A quante accortezze deve tener testa il cervello di chi dipinge con il pastello a olio! Un’eccellente prova logico-manuale ed emozionale: teniamo presente che il pastello a olio, se di qualità, profuma mentre lo si usa. È come un fiore che sboccia, la sua fragranza si imprime nella memoria olfattiva creando un’atmosfera di atelier come poche altre tecniche su carta.
E torniamo all’era primitiva proponendo un soggetto da rappresentare con questa tecnica: un mammut direi.
Si predispone sul tavolo un foglio di carta di giornale.
Sopra si appoggia un foglio di carta o cartoncino delle dimensioni di metà foglio A4.
Evitiamo carta da fotocopia et similia, qui si fa la preistoria! Perciò niente leggerezze, meglio cartoncini delle confezioni alimentari, o di certi capi di abbigliamento, come le camice, o il più rinomato album da disegno robusto e liscio.
Si stende con generosità uno strato di pastello a olio chiaro, per esempio il giallo, coprendo tutta la superficie del foglio: con tutta si intende tutta, anche i bordi, anche gli angoli, si invada pure il foglio di giornale che è sotto, è lì per questo motivo.
Una volta completata la stesura, detta anche mano, si passa sopra uno strato di pastello a olio molto scuro, per esempio il nero. Non lesinare.
Si procede incidendo con un moderno oggetto contundente (stuzzicadenti) la morbida superficie, ottenendo la sagoma desiderata che viene poi rivestita, graffio dopo graffio, da una calda pelliccia in grado di fronteggiare i ghiacci primordiali.
Voilà. 11 anni.
Mammut, Nicolò
Per realizzare questo mammut ci sono volute due ore di prove e tre ore di pittura a pastello a olio. Cinque ore di impegno nella vita di un preadolescente sono praticamente un’era geologica! Pertanto l’elaborato va ben oltre il mero risultato estetico: è prova dello sforzo profuso (silhouette), della cura (pelliccia), della finezza (pelliccia mossa dal vento), della forza (stabilità delle zampe). Questo non è un mammut è il ritratto di Nicolò.

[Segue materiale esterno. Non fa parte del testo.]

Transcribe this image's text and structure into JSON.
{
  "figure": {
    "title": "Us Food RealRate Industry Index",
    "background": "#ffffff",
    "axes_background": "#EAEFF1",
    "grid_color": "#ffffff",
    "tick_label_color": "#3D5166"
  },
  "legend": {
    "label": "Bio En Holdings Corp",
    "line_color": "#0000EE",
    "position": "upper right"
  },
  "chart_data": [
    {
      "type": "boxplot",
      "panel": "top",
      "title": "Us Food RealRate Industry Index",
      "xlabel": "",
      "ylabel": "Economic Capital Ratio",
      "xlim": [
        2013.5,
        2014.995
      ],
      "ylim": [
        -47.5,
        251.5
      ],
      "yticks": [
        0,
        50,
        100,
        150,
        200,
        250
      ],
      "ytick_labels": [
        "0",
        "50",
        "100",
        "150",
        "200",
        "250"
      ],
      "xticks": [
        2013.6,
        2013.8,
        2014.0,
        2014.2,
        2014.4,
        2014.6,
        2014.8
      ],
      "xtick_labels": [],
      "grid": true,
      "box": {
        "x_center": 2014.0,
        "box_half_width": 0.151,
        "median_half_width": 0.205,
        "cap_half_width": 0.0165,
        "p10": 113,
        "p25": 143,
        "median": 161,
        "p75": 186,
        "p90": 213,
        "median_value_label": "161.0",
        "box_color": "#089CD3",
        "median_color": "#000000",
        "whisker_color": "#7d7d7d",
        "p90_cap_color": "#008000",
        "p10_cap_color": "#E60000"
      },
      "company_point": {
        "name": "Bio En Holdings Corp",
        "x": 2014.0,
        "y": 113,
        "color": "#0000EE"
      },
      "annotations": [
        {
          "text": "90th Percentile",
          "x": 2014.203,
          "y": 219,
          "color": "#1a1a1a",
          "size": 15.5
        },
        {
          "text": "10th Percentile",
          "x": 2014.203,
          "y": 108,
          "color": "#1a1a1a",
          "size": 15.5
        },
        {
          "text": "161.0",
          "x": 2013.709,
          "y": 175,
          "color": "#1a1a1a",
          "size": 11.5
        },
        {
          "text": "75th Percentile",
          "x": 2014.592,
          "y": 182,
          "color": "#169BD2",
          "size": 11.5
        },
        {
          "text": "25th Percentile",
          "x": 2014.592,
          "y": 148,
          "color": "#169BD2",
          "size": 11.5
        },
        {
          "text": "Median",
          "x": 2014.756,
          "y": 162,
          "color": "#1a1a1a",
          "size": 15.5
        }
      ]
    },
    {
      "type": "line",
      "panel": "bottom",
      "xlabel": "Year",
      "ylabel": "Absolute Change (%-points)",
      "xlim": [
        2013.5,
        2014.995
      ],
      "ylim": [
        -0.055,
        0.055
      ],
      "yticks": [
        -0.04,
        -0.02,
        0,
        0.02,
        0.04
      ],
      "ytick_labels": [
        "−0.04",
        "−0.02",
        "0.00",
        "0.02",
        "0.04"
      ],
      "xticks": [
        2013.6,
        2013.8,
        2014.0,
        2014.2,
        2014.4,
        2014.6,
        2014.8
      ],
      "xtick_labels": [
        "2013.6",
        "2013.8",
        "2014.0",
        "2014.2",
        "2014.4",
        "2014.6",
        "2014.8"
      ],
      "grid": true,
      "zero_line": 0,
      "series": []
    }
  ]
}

Viene da chiedersi, data la tempistica, se questa non sia una tecnica troppo laboriosa. Lo è. Almeno quanto è laborioso sconfiggere la reticenza-pigrizia-paura di sporcarsi le mani, la maglietta e la faccia, o la sensazione diffusa di non essere capace di portare a termine il proprio lavoro, la propria battuta di caccia…. Laboriosa almeno quanto il bisogno di nutrirsi di quella stima e di quella fiducia in sé stessi e negli altri che non sono mai abbastanza, per tutta la vita.
Oggi sappiamo, abbiamo la distanza per saperlo, che un atteggiamento entusiasta e dinamico può farci uscire dalla nostra grotta, ci può sfamare, far crescere, evolvere e ci permette attraverso il nostro operato di dare l’esempio, ispirando chi ci circonda. Ecco che il pastello a olio non è più solo una tecnica pittorica. Se usato con l’obiettivo di far emergere le nostre profonde emozioni, si trasforma in una metafora sul come affrontare le sfide e gli ostacoli del quotidiano. I quali, a qualche millennio di distanza, sono sempre gli stessi.
Eh già, non ci siamo inventati niente…pre-historia est magistra vitae.
C’est la vie – scena di caccia – Andrea, 12 anni.